It’s the end of the year and like last year I have made a list of my favourite films from this year. It has been a great year for film, blockbusters are getting bigger and better,, and there have been world records set at the box office. The independent films from this year have also been brilliant, with some making this list.
Mad Max: Fury Road
Topping many ‘Best of’ lists this year, it is easy to see why and I agree, even when first hit screens. After doing a review on the film myself, I stand by why this is one of the best films from this year, and one of my favourites. Everything about is good – music, cinematography, stunts, performance, story.
Another film about a group of people saving Matt Damon? This time from Mars. From director Ridley Scott, this ensemble drama, plus a great leading performance from Damon had me laughing, nearly tearing up and on the edge of my seat. With the sciencey side of it correct, this was a thoroughly enjoyable film from the last year and re-affirmed my love for Damon and Scott.

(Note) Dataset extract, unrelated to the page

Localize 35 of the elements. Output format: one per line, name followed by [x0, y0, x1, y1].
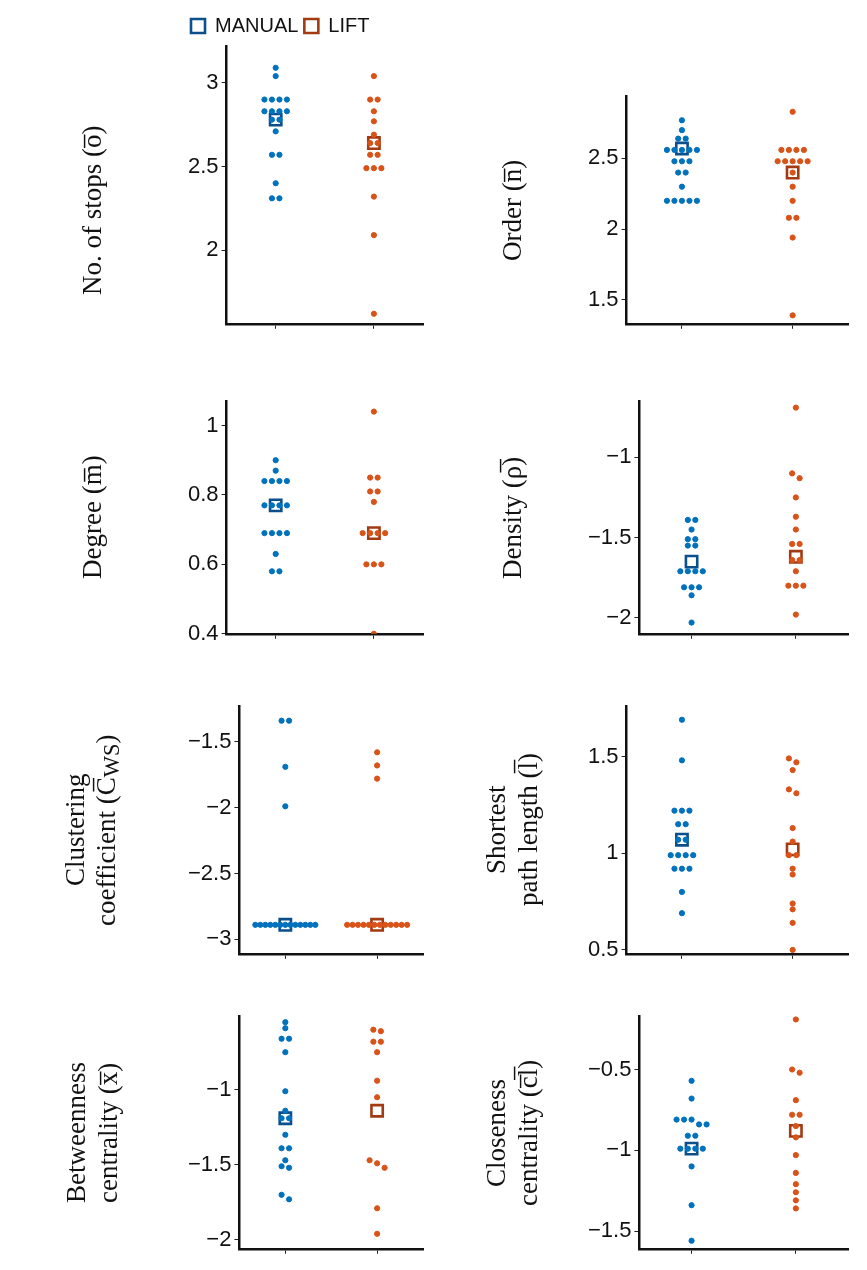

Not so high on the radar, and far from being a blockbuster, the adaptation of Colm Tóibín’s novel of the same name is a wonderful piece of film from this year; it gives a stand out performance from Saoirse Ronan as Eilis. Romantic, heartfelt and gorgeously shot on location in Ireland Brooklyn shows independent cinema at it’s best.
The war on drugs is brought to the big screen again in Denis Villeneuve’s gripping thriller Sicario starring Emily Blunt, Josh Brolin and Benicio Del Toro. Blunt’s DEA agent is thrown into a shadowy dealings along the US/Mexico border and along with the mysterious Del Toro is in over her head. Stunning cinematography from Roger Deakins brings the harsh landscape together with the dangerous morals of such a job, and Sicario is one of the most intense films of the year.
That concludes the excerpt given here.